U.S. Sen. Lisa Murkowski, R-Alaska, today announced her intention to file a disapproval resolution to stop the Environmental Protection Agency (EPA) from regulating greenhouse gas emissions under the Clean Air Act. Murkowski's resolution comes in the wake of the agency's recent endangerment finding, which will result in damaging new regulations that endanger America's economy.
"I remain committed to reducing emissions through a policy that will protect our environment and strengthen our economy, but EPA's backdoor climate regulations achieve neither of those goals," Murkowski said. "EPA regulation must be taken off the table so that we can focus on more responsible approaches to dealing with global climate change."
While the administration claims the endangerment finding is merely an affirmation of the science behind global climate change, Murkowski said that aspect is just the tip of the iceberg.
"The EPA administrator's move has thrown open the door to expensive and intrusive government regulation - as far from a market-based solution as we can possibly imagine," Murkowski said. "The endangerment finding is aptly named. It endangers jobs, it endangers economic growth, and it endangers American competitiveness, while setting the stage for backdoor bureaucratic intrusion into the lives of Americans on an unprecedented scale.
The administration introduced the endangerment finding the week before the president travelled to Copenhagen, instead of working with Congress to find a bipartisan solution to the nation's climate and energy challenges. Congress should be given the time it needs to draft, debate and ultimately pass climate legislation.
"The EPA has taken these actions despite the fact that Congress is continuing to work on climate legislation. I find that highly counter-productive, especially as our nation struggles to regain its economic footing," Murkowski said. "The endangerment finding must be stopped so that Congress can pass responsible legislation that is sound on its own merits, and not merely a defense against the threat of damaging regulations."
Murkowski warned those who believe EPA action will prod Congress to act faster that such a strategy is likely to fail and carry with it unintended consequences.
"Make no mistake - Congress is being threatened in a misguided attempt to move a climate bill forward," Murkowski said. "But this strategy is highly flawed because it assumes Congress will pass economically damaging legislation in order to stave off economically damaging regulations.
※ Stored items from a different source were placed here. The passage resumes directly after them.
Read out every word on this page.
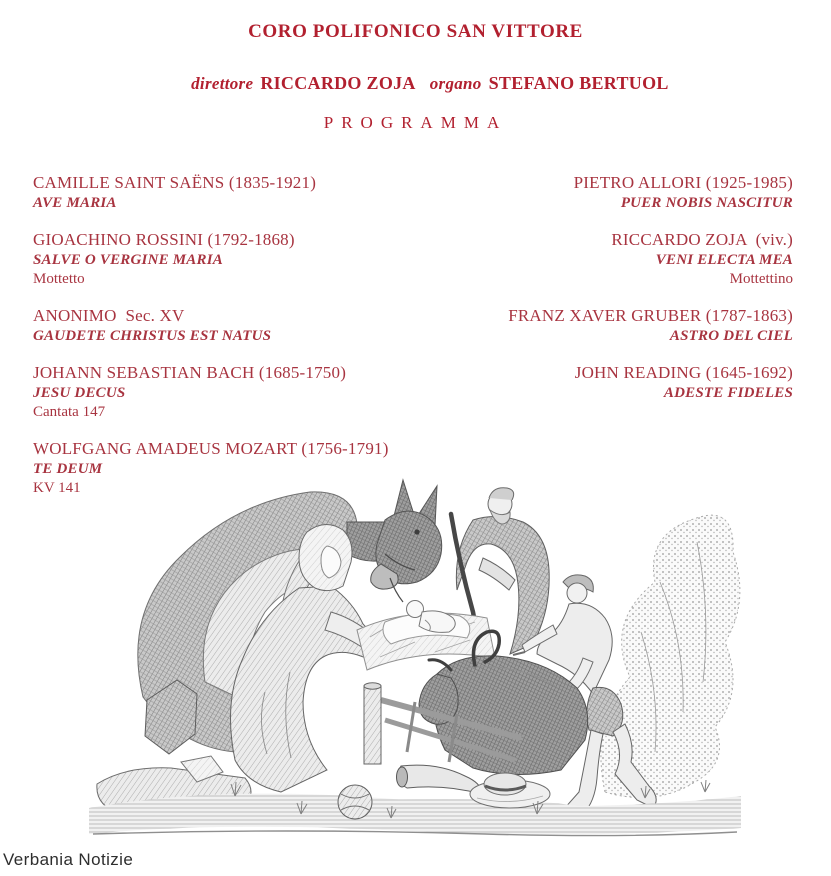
CORO POLIFONICO SAN VITTORE

direttore RICCARDO ZOJA organo STEFANO BERTUOL

PROGRAMMA
CAMILLE SAINT SAËNS (1835-1921)
AVE MARIA
GIOACHINO ROSSINI (1792-1868)
SALVE O VERGINE MARIA
Mottetto
ANONIMO  Sec. XV
GAUDETE CHRISTUS EST NATUS
JOHANN SEBASTIAN BACH (1685-1750)
JESU DECUS
Cantata 147
WOLFGANG AMADEUS MOZART (1756-1791)
TE DEUM
KV 141
PIETRO ALLORI (1925-1985)
PUER NOBIS NASCITUR
RICCARDO ZOJA  (viv.)
VENI ELECTA MEA
Mottettino
FRANZ XAVER GRUBER (1787-1863)
ASTRO DEL CIEL
JOHN READING (1645-1692)
ADESTE FIDELES
Verbania Notizie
That's a false choice and it should be rejected outright."
Instead of threatening Congress, Murkowski said the administration would be better served by seeking a constructive role in policy formulation.
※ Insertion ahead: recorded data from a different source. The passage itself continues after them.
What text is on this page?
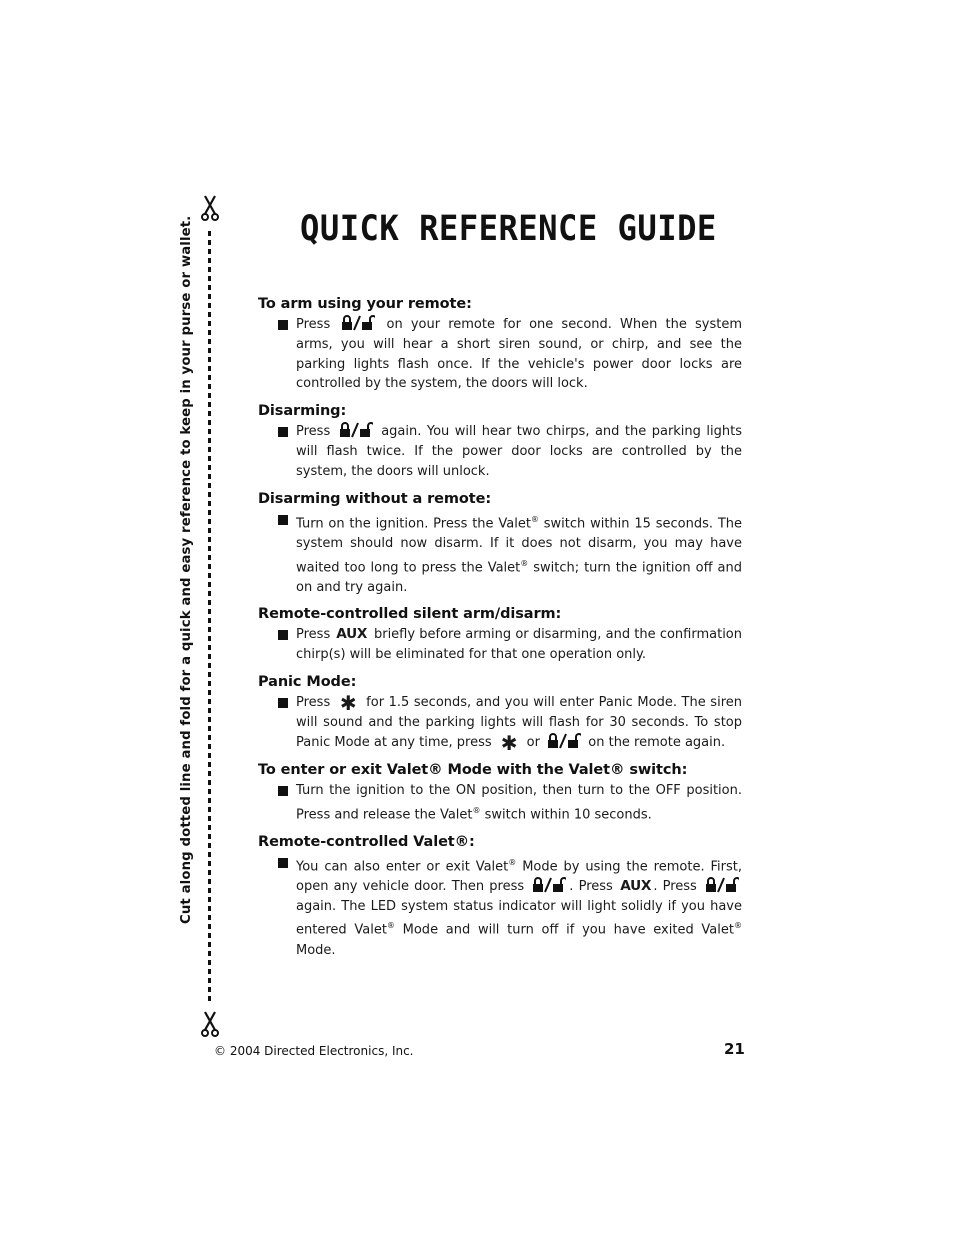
QUICK REFERENCE GUIDE
Cut along dotted line and fold for a quick and easy reference to keep in your purse or wallet.	To arm using your remote:
Press	on your remote for one second. When the system arms, you will hear a short siren sound, or chirp, and see the parking lights flash once. If the vehicle's power door locks are controlled by the system, the doors will lock.
Disarming:
Press	again. You will hear two chirps, and the parking lights will flash twice. If the power door locks are controlled by the system, the doors will unlock.
Disarming without a remote:
Turn on the ignition. Press the Valet® switch within 15 seconds. The system should now disarm. If it does not disarm, you may have waited too long to press the Valet® switch; turn the ignition off and on and try again.
Remote-controlled silent arm/disarm:
Press AUX briefly before arming or disarming, and the confirmation chirp(s) will be eliminated for that one operation only.
Panic Mode:
Press ✱ for 1.5 seconds, and you will enter Panic Mode. The siren will sound and the parking lights will flash for 30 seconds. To stop Panic Mode at any time, press ✱ or	on the remote again.
To enter or exit Valet® Mode with the Valet® switch:
Turn the ignition to the ON position, then turn to the OFF position. Press and release the Valet® switch within 10 seconds.
Remote-controlled Valet®:
You can also enter or exit Valet® Mode by using the remote. First, open any vehicle door. Then press	. Press AUX . Press  again. The LED system status indicator will light solidly if you have entered Valet® Mode and will turn off if you have exited Valet® Mode.
© 2004 Directed Electronics, Inc.	21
"This administration should be able to work with this Congress to pass needed, common-sense, and transparent reforms to our energy and environmental policies," Murkowski said. "Until the administration stops playing Russian roulette with the economy and decides to reach across the aisle, however, it will be difficult to do anything but oppose the irresponsible decisions that are being made."
Murkowski will file her disapproval resolution pursuant to the provisions of the Congressional Review Act (CRA). Sen. Don Nickles, R-Okla., and Sen. Harry Reid, D-NV, were the principal sponsors of the CRA, incorporated into the Contract with America Advancement Act of 1996, and signed into law by President Bill Clinton.
Upon introduction, a disapproval resolution is referred to the committee of jurisdiction, which in this case will be the Senate Committee on Environment and Public Works. If the committee does not favorably report the resolution within 20 calendar days, it may be discharged upon petition by 30 Senators. Once a disapproval resolution is placed on the Senate calendar, it is then subject to expedited consideration on the Senate floor, and not subject to filibuster.